La société contemporaine dans laquelle s’activent péniblement nos deux personnages est une collection d’instances de dépossession de soi : le travail enferme, le restaurant se livre à domicile, la technologie donne l’illusion d’une rencontre humaine entre deux êtres et qui n’est en réalité que le résultat matériel d’un algorithme tout-puissant destiné à pallier un besoin sexuel, puis recommencer de plus belle.
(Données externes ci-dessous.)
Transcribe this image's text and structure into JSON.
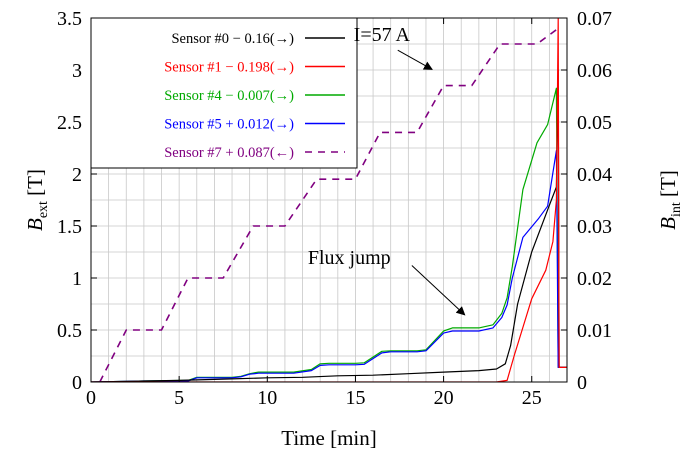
{
  "chart_data": {
    "type": "line",
    "xlabel": "Time [min]",
    "ylabel_left": {
      "main": "B",
      "sub": "ext",
      "unit": " [T]"
    },
    "ylabel_right": {
      "main": "B",
      "sub": "int",
      "unit": " [T]"
    },
    "xlim": [
      0,
      27
    ],
    "ylim_left": [
      0,
      3.5
    ],
    "ylim_right": [
      0,
      0.07
    ],
    "xticks": [
      0,
      5,
      10,
      15,
      20,
      25
    ],
    "yticks_left": [
      "0",
      "0.5",
      "1",
      "1.5",
      "2",
      "2.5",
      "3",
      "3.5"
    ],
    "yticks_right": [
      "0",
      "0.01",
      "0.02",
      "0.03",
      "0.04",
      "0.05",
      "0.06",
      "0.07"
    ],
    "grid": true,
    "legend_position": "top-left",
    "annotations": [
      {
        "text": "I=57 A",
        "text_at": [
          14.9,
          0.0656
        ],
        "arrow_from": [
          17.4,
          0.0638
        ],
        "arrow_to": [
          19.35,
          0.0601
        ]
      },
      {
        "text": "Flux jump",
        "text_at": [
          12.3,
          0.0227
        ],
        "arrow_from": [
          18.2,
          0.0224
        ],
        "arrow_to": [
          21.2,
          0.0129
        ]
      }
    ],
    "series": [
      {
        "name": "Sensor #0 − 0.16(→)",
        "color": "#000000",
        "dash": "solid",
        "axis": "right",
        "points": [
          [
            0,
            0
          ],
          [
            5,
            0.0003
          ],
          [
            8,
            0.0006
          ],
          [
            10,
            0.0008
          ],
          [
            12,
            0.0009
          ],
          [
            14,
            0.0012
          ],
          [
            16,
            0.0013
          ],
          [
            18,
            0.0016
          ],
          [
            20,
            0.0019
          ],
          [
            22,
            0.0022
          ],
          [
            23,
            0.0025
          ],
          [
            23.5,
            0.0035
          ],
          [
            23.8,
            0.007
          ],
          [
            24.2,
            0.015
          ],
          [
            25,
            0.025
          ],
          [
            26,
            0.034
          ],
          [
            26.4,
            0.0375
          ],
          [
            26.5,
            0.06
          ],
          [
            26.55,
            0.0028
          ],
          [
            27,
            0.0028
          ]
        ]
      },
      {
        "name": "Sensor #1 − 0.198(→)",
        "color": "#ff0000",
        "dash": "solid",
        "axis": "right",
        "points": [
          [
            0,
            0
          ],
          [
            23,
            0
          ],
          [
            23.6,
            0.0003
          ],
          [
            24,
            0.005
          ],
          [
            25,
            0.016
          ],
          [
            25.8,
            0.0215
          ],
          [
            26.2,
            0.027
          ],
          [
            26.4,
            0.035
          ],
          [
            26.5,
            0.07
          ],
          [
            26.55,
            0.0028
          ],
          [
            27,
            0.0028
          ]
        ]
      },
      {
        "name": "Sensor #4 − 0.007(→)",
        "color": "#00aa00",
        "dash": "solid",
        "axis": "right",
        "points": [
          [
            0,
            0
          ],
          [
            3,
            0.0002
          ],
          [
            5.5,
            0.0003
          ],
          [
            6,
            0.0009
          ],
          [
            8,
            0.0009
          ],
          [
            8.5,
            0.0011
          ],
          [
            9,
            0.0016
          ],
          [
            9.5,
            0.0019
          ],
          [
            11.5,
            0.0019
          ],
          [
            12.5,
            0.0024
          ],
          [
            13,
            0.0035
          ],
          [
            13.5,
            0.0036
          ],
          [
            15,
            0.0036
          ],
          [
            15.5,
            0.0037
          ],
          [
            16.5,
            0.0059
          ],
          [
            17,
            0.006
          ],
          [
            18.5,
            0.006
          ],
          [
            19,
            0.0062
          ],
          [
            20,
            0.0098
          ],
          [
            20.5,
            0.0104
          ],
          [
            22,
            0.0104
          ],
          [
            22.8,
            0.011
          ],
          [
            23.3,
            0.0132
          ],
          [
            23.6,
            0.0162
          ],
          [
            23.9,
            0.0222
          ],
          [
            24.5,
            0.037
          ],
          [
            25.3,
            0.046
          ],
          [
            25.9,
            0.0495
          ],
          [
            26.4,
            0.0565
          ],
          [
            26.5,
            0.0028
          ],
          [
            27,
            0.0028
          ]
        ]
      },
      {
        "name": "Sensor #5 + 0.012(→)",
        "color": "#0000ff",
        "dash": "solid",
        "axis": "right",
        "points": [
          [
            0,
            0
          ],
          [
            3,
            0.0002
          ],
          [
            5.5,
            0.0002
          ],
          [
            6,
            0.0008
          ],
          [
            8,
            0.0008
          ],
          [
            8.5,
            0.001
          ],
          [
            9,
            0.0015
          ],
          [
            9.5,
            0.0017
          ],
          [
            11.5,
            0.0017
          ],
          [
            12.5,
            0.0022
          ],
          [
            13,
            0.0032
          ],
          [
            13.5,
            0.0033
          ],
          [
            15,
            0.0033
          ],
          [
            15.5,
            0.0034
          ],
          [
            16.5,
            0.0056
          ],
          [
            17,
            0.0058
          ],
          [
            18.5,
            0.0058
          ],
          [
            19,
            0.006
          ],
          [
            20,
            0.0094
          ],
          [
            20.5,
            0.0098
          ],
          [
            22,
            0.0098
          ],
          [
            22.8,
            0.0104
          ],
          [
            23.3,
            0.0124
          ],
          [
            23.6,
            0.0148
          ],
          [
            23.9,
            0.02
          ],
          [
            24.5,
            0.0278
          ],
          [
            25.4,
            0.0315
          ],
          [
            25.9,
            0.0338
          ],
          [
            26.4,
            0.0445
          ],
          [
            26.5,
            0.0028
          ],
          [
            27,
            0.0028
          ]
        ]
      },
      {
        "name": "Sensor #7 + 0.087(←)",
        "color": "#800080",
        "dash": "dashed",
        "axis": "left",
        "points": [
          [
            0.5,
            0
          ],
          [
            2,
            0.5
          ],
          [
            4,
            0.5
          ],
          [
            5.5,
            1
          ],
          [
            7.5,
            1
          ],
          [
            9.2,
            1.5
          ],
          [
            11,
            1.5
          ],
          [
            12.8,
            1.95
          ],
          [
            15,
            1.95
          ],
          [
            16.4,
            2.4
          ],
          [
            18.5,
            2.4
          ],
          [
            20,
            2.85
          ],
          [
            21.6,
            2.85
          ],
          [
            23.2,
            3.25
          ],
          [
            25.3,
            3.25
          ],
          [
            26.5,
            3.4
          ]
        ]
      }
    ]
  }
}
Encore et encore.
Pour accentuer leur isolement, Klapisch n’a pas son pareil pour composer des plans à la fois superbes et forts d’un symbolisme diffus : quand Mélanie reçoit la visite d’Agathe, quand les deux femmes se parlent dans la cuisine, c’est dans deux couleurs qu’elles apparaissent, correspondant à la couleur de leurs vêtements – le vert d’Agathe, le rose orangé de Mélanie. Pas de dialogue possible, seulement la juxtaposition de deux conceptions du monde qui ne peuvent entrer en contact. De même Rémy souhaite-t-il emprunter un chemin qui mène à l’église ; ses parents refusent, il vaut mieux se contenter de suivre le parcours habituel, ne pas innover, ne pas parler des choses qui fâchent ou qui font mal. Pourtant c’est par la parole que les cœurs se pansent, se pensent : en témoignent les séances de psychanalyse qui de faire-valoir grotesque se changent progressivement en espace de méditation et de médiation par l’autre vers soi. D’où le titre. D’où son singulier.
Deux Moi est un chef-d’œuvre d’immunothérapie qui se propose de soigner le cancer de la solitude par l’échange qui s’établit entre deux corps étrangers, d’abord étrangers et qui s’apprivoisent le temps d’une dance. Cédric Klapisch apporte à cette renaissance par l’autre et en soi une beauté plastique prodigieuse, preuve que le cinéma français est capable de s’emparer de sujets de société sans laisser de côté l’art, sans laisser de côté le cinéma avec lequel il communie merveilleusement. Un immense film.